A year ago, we were dancing in the streets celebrating Barack Obama's election. Now we're marching in the streets protesting his escalation of the war in Afghanistan — and a lot of us are calling for the defeat of his signature legislation. That's a failure that goes well beyond a couple of bad policy decisions, and it threatens more than just the next few years of Obama's presidency.

The late philosopher Herbert Marcuse used to say that the worst disaster of the Vietnam War was the division it created between the baby boomers and their parents, the generational distrust that would last well beyond the final artillery fire. And I fear that the worst legacy of Afghanistan and the mess that is health care reform will be another deep blow to whatever fragile faith remains among young Americans that a well-meaning president and his party can make a difference, the faith that government can accomplish something worthwhile — and that the public sector is worth the fight it takes to save it from a well-organized and lavishly funded effort to continue the privatization of the United States.

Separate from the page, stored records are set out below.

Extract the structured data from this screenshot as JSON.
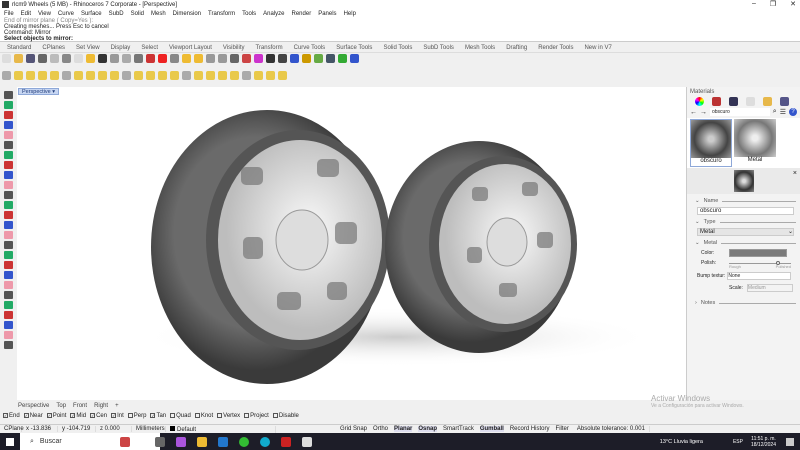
{
  "title": "rlcm9 Wheels (5 MB) - Rhinoceros 7 Corporate - [Perspective]",
  "window_buttons": [
    "–",
    "❐",
    "✕"
  ],
  "menu": [
    "File",
    "Edit",
    "View",
    "Curve",
    "Surface",
    "SubD",
    "Solid",
    "Mesh",
    "Dimension",
    "Transform",
    "Tools",
    "Analyze",
    "Render",
    "Panels",
    "Help"
  ],
  "command_history": [
    "End of mirror plane ( Copy=Yes ):",
    "Creating meshes... Press Esc to cancel",
    "Command: Mirror"
  ],
  "command_prompt": "Select objects to mirror:",
  "toolbar_tabs": [
    "Standard",
    "CPlanes",
    "Set View",
    "Display",
    "Select",
    "Viewport Layout",
    "Visibility",
    "Transform",
    "Curve Tools",
    "Surface Tools",
    "Solid Tools",
    "SubD Tools",
    "Mesh Tools",
    "Drafting",
    "Render Tools",
    "New in V7"
  ],
  "viewport_label": "Perspective ▾",
  "viewport_tabs": [
    "Perspective",
    "Top",
    "Front",
    "Right",
    "+"
  ],
  "materials": {
    "title": "Materials",
    "search": "obscuro",
    "thumbs": [
      "obscuro",
      "Metal"
    ],
    "name_section": "Name",
    "name_value": "obscuro",
    "type_section": "Type",
    "type_value": "Metal",
    "metal_section": "Metal",
    "color_label": "Color:",
    "color": "#7a7a7a",
    "polish_label": "Polish:",
    "polish_min": "Rough",
    "polish_max": "Polished",
    "polish_value": 0.8,
    "bump_label": "Bump textur:",
    "bump_value": "None",
    "scale_label": "Scale:",
    "scale_value": "Medium",
    "notes_section": "Notes"
  },
  "osnaps": [
    {
      "label": "End",
      "on": true
    },
    {
      "label": "Near",
      "on": true
    },
    {
      "label": "Point",
      "on": true
    },
    {
      "label": "Mid",
      "on": true
    },
    {
      "label": "Cen",
      "on": true
    },
    {
      "label": "Int",
      "on": true
    },
    {
      "label": "Perp",
      "on": false
    },
    {
      "label": "Tan",
      "on": true
    },
    {
      "label": "Quad",
      "on": false
    },
    {
      "label": "Knot",
      "on": false
    },
    {
      "label": "Vertex",
      "on": false
    },
    {
      "label": "Project",
      "on": false
    },
    {
      "label": "Disable",
      "on": false
    }
  ],
  "status": {
    "cplane": "CPlane",
    "x": "x -13.836",
    "y": "y -104.719",
    "z": "z 0.000",
    "units": "Millimeters",
    "layer": "Default",
    "toggles": [
      "Grid Snap",
      "Ortho",
      "Planar",
      "Osnap",
      "SmartTrack",
      "Gumball",
      "Record History",
      "Filter"
    ],
    "tolerance": "Absolute tolerance: 0.001"
  },
  "watermark": {
    "title": "Activar Windows",
    "sub": "Ve a Configuración para activar Windows."
  },
  "taskbar": {
    "search": "Buscar",
    "weather": "13°C  Lluvia ligera",
    "lang": "ESP",
    "time": "11:51 p. m.",
    "date": "18/12/2024"
  }
}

The fight over the public option in the health care bill wasn't just about containing costs, or preventing tax hikes, or mandating fair competition. The insurance industry knew that from the start.

One of the reasons the radical right has always hated Social Security is that it's a government program that helps people, one that tens of millions of citizens rely on and support. When the government sends you a check every month, you tend to think of the folks in Washington as something other than crooks, liars, and villains.

And if the government offered health insurance that cost less than the private companies, covered more, and was less of a hassle to use, then millions more American voters would begin to realize that the public sector can do some things very well — much better than private industry. And that would be a social transformation on the scale of the New Deal.

So that's why the insurers and their toadies wouldn't allow it to happen — and why, in the wake of the Afghanistan fiasco, Obama's failure to force the issue is such a momentous disappointment.

Just look around the streets of San Francisco at any antiwar demonstration and you see the problem. We're mad at the president, not at the insurance industry. Nobody's marching in front of the headquarters of the handful of big companies that have — as a matter of course and intentional policy — destroyed the health care system in America. We figure: hey, they're just big businesses, doing what they do.

So instead, we're going to be pissed off for a long time at the man who — maybe for just a moment, one bright shining moment — had the ability to turn around about 50 years of cynicism and distrust that has poisoned American politics. And we should be pissed, because he let us down. He promised us hope. Now he's giving up, without even putting up much of a fight.